Dò tutto gas vedendo un’onda che sta per giungere in entrata e la barca si arrampica sull’onda e scivola veloce contro la prossima, che già è fuori dal fondale basso e sabbioso. Il pericolo di battere la pinna contro il fondo e far traversare la barca con la sua rovinosa perdita e probabilmente il nostro annegamento, che è stato annullato dall’esperienza e soprattutto da un po’ di coraggio . I pescatori non sarebbero usciti con quelle onde, perché i loro pescherecci non possono fare queste velocissime accelerate con il loro enorme peso. Dopo due giorni giungiamo al cantiere di Marina di Ravenna attracchiamo nella notte guidati dalla voce del capocantiere con il VHF, la radio trasmittente e ricevente in dotazione a qualsiasi barca o nave. E’ stato il trasferimento di poche miglia, circa 6oo, (1000Km) il più lungo per i tempi morti. Tanti giorni, quanto una traversata atlantica.

GENTE CHE VIVE IN BARCA (vari personaggi)

Ci sono migliaia di persone che lo fanno e non sono tutti ricchi o in pensione. Negli anni in cui navigavo come skipper trasferendo le barche a vela, ho incontrato un arcobaleno di giramondo: ventenni e ottantenni, poveri e ricchi, coppie etero e gay, intere famiglie, con tanto di gatto o cane. La mia amica Nancy che vive in Australia ha cinque figli a bordo, tre dei quali sono nati in barca. Ormai non mi stupisco più quando incontro bambini e ragazzi che non sono mai andati a scuola ma hanno un bagaglio culturale da far invidia. Oltre alla mamma/maestra, questi giovani imparano dal mare, dagli animali, da persone che spesso non parlano la loro stessa lingua. Stando con loro mi stupisco sempre della loro maturità. Sono responsabili, autonomi e lavorano duro. Scalzi, abbronzati, sani e sorridenti. Sono anche molto intraprendenti, organizzano giochi e feste a riva, scrivono articoli per il giornalino locale, costruiscono una capanna e la battezzano “circolo nautico”. Due bambini che ho conosciuto si guadagnano la paghetta mensile vendendo conchiglie o sassi dipinti. Un giorno hanno guadagnato addirittura 73 dollari che hanno investito portando i genitori a cena fuori!

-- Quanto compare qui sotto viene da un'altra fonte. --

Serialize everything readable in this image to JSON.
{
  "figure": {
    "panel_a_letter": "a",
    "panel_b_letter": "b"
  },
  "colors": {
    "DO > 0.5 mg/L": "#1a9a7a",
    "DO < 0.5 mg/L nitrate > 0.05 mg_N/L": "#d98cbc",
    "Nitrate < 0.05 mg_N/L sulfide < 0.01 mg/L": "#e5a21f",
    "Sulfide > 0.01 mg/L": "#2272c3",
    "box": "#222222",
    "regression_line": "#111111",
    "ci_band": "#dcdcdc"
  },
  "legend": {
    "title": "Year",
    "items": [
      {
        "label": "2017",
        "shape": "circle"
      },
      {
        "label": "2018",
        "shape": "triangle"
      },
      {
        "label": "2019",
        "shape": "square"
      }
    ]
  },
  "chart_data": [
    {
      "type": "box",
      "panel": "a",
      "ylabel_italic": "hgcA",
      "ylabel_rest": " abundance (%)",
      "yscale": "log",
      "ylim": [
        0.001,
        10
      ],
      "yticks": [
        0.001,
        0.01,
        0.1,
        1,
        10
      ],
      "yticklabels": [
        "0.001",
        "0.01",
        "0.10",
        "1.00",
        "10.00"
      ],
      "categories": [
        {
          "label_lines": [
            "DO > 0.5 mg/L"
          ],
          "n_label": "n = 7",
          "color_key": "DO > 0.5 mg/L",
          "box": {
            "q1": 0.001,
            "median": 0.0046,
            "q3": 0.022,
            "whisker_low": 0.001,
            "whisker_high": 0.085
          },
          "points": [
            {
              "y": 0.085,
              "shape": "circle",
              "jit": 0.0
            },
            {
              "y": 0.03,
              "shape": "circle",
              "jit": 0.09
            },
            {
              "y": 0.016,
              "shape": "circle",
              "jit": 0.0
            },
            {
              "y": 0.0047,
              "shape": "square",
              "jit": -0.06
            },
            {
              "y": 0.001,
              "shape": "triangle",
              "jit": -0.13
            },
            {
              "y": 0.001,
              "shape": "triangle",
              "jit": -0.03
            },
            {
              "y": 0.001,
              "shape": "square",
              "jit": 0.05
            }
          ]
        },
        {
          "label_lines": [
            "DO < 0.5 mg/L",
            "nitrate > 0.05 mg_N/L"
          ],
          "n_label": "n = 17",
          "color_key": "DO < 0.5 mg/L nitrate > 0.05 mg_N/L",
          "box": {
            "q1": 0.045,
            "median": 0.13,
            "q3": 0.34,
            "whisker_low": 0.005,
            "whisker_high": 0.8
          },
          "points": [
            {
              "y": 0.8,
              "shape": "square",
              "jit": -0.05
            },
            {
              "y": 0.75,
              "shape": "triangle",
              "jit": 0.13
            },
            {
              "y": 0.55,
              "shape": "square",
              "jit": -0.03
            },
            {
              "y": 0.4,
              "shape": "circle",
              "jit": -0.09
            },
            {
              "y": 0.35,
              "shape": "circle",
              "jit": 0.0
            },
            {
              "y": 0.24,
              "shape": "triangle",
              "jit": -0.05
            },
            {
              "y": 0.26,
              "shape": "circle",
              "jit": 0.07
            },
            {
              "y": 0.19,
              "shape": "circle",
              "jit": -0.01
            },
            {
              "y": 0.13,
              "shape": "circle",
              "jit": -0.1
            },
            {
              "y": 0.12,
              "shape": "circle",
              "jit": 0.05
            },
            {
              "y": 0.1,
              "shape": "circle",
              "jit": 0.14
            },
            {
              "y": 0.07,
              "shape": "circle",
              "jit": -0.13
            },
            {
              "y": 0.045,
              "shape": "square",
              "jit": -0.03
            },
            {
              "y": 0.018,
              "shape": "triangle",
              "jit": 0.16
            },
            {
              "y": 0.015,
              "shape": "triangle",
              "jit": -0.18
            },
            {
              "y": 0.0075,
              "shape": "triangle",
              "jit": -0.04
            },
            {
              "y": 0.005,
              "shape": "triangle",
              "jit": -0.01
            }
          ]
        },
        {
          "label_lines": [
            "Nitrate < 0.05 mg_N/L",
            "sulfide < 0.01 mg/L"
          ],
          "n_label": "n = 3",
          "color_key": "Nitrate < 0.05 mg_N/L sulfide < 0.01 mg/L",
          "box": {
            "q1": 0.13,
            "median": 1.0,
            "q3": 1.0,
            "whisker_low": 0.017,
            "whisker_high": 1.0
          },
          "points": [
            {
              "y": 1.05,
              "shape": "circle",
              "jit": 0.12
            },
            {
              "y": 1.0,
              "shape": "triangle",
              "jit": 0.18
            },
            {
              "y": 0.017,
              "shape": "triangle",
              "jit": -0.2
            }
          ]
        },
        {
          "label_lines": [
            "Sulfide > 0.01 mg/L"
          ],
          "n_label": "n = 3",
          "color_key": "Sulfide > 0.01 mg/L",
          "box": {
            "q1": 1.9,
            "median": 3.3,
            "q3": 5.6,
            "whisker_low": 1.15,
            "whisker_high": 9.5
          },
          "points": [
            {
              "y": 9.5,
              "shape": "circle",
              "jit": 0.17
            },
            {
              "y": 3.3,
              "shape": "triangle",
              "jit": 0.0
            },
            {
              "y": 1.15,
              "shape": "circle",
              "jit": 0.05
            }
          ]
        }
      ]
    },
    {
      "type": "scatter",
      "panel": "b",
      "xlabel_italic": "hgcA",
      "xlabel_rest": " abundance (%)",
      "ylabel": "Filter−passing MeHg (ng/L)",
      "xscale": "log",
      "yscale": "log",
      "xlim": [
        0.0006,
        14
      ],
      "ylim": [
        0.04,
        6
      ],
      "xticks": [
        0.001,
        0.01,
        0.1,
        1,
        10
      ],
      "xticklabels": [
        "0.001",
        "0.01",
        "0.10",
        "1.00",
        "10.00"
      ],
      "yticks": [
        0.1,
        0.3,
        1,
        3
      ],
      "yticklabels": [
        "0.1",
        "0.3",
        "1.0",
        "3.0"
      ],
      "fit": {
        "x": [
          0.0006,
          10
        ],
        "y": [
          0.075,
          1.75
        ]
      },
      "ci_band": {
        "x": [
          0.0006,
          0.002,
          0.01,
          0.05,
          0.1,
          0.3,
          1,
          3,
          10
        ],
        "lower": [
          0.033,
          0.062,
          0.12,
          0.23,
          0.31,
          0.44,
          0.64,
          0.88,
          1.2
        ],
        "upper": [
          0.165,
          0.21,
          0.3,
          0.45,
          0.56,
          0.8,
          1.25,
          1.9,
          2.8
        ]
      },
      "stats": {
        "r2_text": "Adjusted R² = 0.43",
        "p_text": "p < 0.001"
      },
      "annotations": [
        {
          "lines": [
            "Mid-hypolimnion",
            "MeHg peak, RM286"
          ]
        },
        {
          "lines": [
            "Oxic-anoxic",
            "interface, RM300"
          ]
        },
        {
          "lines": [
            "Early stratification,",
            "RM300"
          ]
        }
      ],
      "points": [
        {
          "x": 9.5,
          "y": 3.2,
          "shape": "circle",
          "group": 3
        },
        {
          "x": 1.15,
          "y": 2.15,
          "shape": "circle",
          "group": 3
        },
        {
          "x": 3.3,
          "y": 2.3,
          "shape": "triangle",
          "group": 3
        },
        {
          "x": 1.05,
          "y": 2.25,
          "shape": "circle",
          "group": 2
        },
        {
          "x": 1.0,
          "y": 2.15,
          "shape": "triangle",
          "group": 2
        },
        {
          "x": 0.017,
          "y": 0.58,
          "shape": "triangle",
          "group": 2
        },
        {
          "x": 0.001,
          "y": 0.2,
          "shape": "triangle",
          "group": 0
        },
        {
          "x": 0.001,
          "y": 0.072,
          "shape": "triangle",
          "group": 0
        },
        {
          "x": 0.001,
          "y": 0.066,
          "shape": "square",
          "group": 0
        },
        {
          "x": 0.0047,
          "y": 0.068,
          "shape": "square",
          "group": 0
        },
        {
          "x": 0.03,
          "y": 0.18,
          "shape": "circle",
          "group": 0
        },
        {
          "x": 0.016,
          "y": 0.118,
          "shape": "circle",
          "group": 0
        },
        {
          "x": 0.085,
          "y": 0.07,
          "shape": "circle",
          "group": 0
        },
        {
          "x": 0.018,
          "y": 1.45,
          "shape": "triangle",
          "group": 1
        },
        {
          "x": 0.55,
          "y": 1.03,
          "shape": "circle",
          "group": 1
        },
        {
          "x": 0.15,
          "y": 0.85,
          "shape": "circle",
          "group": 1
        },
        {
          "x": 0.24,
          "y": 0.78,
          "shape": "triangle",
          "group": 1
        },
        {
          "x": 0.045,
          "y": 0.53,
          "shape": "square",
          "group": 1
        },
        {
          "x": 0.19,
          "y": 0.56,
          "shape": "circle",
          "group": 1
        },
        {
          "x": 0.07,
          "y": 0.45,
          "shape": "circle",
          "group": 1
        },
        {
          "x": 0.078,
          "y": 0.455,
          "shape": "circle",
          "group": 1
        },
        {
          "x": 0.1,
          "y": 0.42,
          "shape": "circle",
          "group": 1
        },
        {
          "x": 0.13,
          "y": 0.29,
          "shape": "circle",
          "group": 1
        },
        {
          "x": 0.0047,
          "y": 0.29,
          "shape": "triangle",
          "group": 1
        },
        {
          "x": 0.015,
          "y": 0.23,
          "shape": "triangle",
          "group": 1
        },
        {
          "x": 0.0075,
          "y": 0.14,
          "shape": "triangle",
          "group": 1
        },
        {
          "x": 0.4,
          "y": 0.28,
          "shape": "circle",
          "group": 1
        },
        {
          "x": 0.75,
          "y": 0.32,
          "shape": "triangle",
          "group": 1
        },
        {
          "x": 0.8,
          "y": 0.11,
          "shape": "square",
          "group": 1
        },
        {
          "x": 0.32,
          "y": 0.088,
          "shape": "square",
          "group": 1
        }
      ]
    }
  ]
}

Altro esempio raccolto, da due pensionati.

Dal punto di vista finanziario è molto più facile sopravvivere in mare che a terra. Non ci sono bollette, tasse, bolli da pagare. Noi due per esempio viviamo con 800 euro al mese, mantenimento della barca incluso. Alcuni spendono molto di più, altri molto di meno. Chi è in pensione generalmente non ha problemi, i giovani invece devono essere intraprendenti. C’è chi vende o affitta il proprio appartamento, molti lavorano via internet, altri ancora di tanto in tanto lavorano in porto. Molti lavorano per sei mesi per poi viaggiare l’altra metà dell’anno. Non posso negare che l’instabilità finanziaria sia una componente di questo stile di vita. Ma è una scelta. Se vuoi la libertà, accetti l’instabilità.